韓萬忠上前一步,聲音壓得極低,甚至帶了點蠱惑的味道:“大將軍,您從女帝還是個不受寵的公主時就跟著她。您為了她,背叛了師門,殺了自己的親叔叔,甚至為了她的皇位,在這南境苦寒之地鎮守了三年。您喜歡她,全天下都知道。”
謝臨淵的身形微微一震,眼神中閃過一絲痛楚。
“我喜歡她,那又如何?她是高高在上的帝王,我不過是她手裡的一柄劍。隻要她高興,哪怕讓我帶著這三十萬人去撞鎮南關的城牆,我也無怨無悔。”
韓萬忠看著眼前這個被愛情衝昏了頭腦的“腦殘”戰神,內心充滿了絕望。他本以為謝臨淵是個可以托付大事的豪傑,結果……居然也是個標配的“癡情種”。
“大將軍,您為她死,她固然會感動一陣子。”韓萬忠冷哼一聲,“但如果您手裡冇了這三十萬兵,如果您變成了一個敗軍之將,您覺得,以陸傾城那種野心勃勃的性格,她還會多看您一眼嗎?在帝王眼裡,冇有價值的人,連草芥都不如。”

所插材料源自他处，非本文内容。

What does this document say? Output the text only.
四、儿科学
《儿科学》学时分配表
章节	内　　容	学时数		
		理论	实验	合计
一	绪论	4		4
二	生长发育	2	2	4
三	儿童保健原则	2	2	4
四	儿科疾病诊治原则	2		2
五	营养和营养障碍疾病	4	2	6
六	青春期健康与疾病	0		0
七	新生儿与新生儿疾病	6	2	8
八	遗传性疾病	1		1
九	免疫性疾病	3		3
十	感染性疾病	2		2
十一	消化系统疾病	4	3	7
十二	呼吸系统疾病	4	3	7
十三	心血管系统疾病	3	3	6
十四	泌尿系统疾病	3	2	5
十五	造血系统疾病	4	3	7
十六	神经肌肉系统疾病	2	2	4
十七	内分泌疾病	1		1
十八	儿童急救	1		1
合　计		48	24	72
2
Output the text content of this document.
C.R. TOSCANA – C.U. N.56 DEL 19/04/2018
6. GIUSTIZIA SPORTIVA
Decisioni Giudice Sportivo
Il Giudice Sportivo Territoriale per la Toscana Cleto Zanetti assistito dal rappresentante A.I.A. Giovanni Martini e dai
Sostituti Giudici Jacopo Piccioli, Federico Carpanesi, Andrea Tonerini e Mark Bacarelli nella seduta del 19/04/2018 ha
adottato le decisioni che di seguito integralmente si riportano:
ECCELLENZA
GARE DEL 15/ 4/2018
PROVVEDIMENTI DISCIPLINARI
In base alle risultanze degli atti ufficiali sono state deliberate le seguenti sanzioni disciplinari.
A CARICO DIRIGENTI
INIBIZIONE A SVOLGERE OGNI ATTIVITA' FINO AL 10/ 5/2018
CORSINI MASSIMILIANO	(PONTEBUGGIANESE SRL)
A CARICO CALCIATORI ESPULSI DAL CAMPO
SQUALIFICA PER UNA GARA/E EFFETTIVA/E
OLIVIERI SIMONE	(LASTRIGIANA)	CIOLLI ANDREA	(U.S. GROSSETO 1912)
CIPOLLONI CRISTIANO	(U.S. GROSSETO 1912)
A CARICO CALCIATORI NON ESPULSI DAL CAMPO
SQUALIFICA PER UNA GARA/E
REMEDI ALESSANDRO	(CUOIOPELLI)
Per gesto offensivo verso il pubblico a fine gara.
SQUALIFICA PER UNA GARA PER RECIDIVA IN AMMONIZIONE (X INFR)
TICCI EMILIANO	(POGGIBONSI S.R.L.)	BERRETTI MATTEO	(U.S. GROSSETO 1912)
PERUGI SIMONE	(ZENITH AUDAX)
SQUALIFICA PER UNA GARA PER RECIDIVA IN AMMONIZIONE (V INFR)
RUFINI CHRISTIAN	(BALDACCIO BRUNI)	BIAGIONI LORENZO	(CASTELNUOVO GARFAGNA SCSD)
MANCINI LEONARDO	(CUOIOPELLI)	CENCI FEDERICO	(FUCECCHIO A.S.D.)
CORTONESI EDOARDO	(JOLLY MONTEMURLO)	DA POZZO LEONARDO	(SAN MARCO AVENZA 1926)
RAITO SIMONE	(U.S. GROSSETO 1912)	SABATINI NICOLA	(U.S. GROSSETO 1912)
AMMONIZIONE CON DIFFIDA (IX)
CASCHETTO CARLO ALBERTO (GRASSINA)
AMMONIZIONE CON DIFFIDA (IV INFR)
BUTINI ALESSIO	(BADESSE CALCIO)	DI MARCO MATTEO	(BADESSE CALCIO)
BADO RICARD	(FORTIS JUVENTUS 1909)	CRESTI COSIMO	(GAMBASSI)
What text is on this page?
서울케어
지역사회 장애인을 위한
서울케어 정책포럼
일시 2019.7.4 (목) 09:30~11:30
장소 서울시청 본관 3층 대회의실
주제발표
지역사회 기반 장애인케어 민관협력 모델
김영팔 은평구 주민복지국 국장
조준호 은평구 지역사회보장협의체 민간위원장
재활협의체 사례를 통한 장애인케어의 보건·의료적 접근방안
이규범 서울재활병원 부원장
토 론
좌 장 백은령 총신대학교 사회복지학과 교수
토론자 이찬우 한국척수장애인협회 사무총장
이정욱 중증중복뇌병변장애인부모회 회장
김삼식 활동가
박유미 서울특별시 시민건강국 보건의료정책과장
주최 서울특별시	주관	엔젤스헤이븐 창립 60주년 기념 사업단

謝臨淵猛地站起身,手扶劍柄,臉色一陣青一陣白,眼中閃過驚恐與不甘。
韓萬忠見狀,心中大定,趁熱打鐵道:“大將軍,您想證明自己的心意,不一定要死。您得讓她知道,這三十萬大軍之所以還冇垮,全是因為有您謝臨淵在!您得讓她看到您的分量,讓她知道,隻有您,纔是她唯一的依靠。”
謝臨淵攥緊拳頭,呼吸變得粗重起來。
“軍師……那你說,我該怎麼做?”
韓萬忠眼中閃過一抹陰狠的光,他走近謝臨淵,壓低聲音道。
“咱們不能再等陛下的聖旨了。咱們得來一場苦肉計。臣有一計,能讓陛下感受到大將軍您的絕世深情與不可替代……”
大帳內,燈火搖晃。
韓萬忠那充滿算計的聲音在陰影中低低響起,而謝臨淵這位昔日的戰神,此刻正如癡如醉地聽著那個能讓他心愛的女人另眼相待的荒唐計劃。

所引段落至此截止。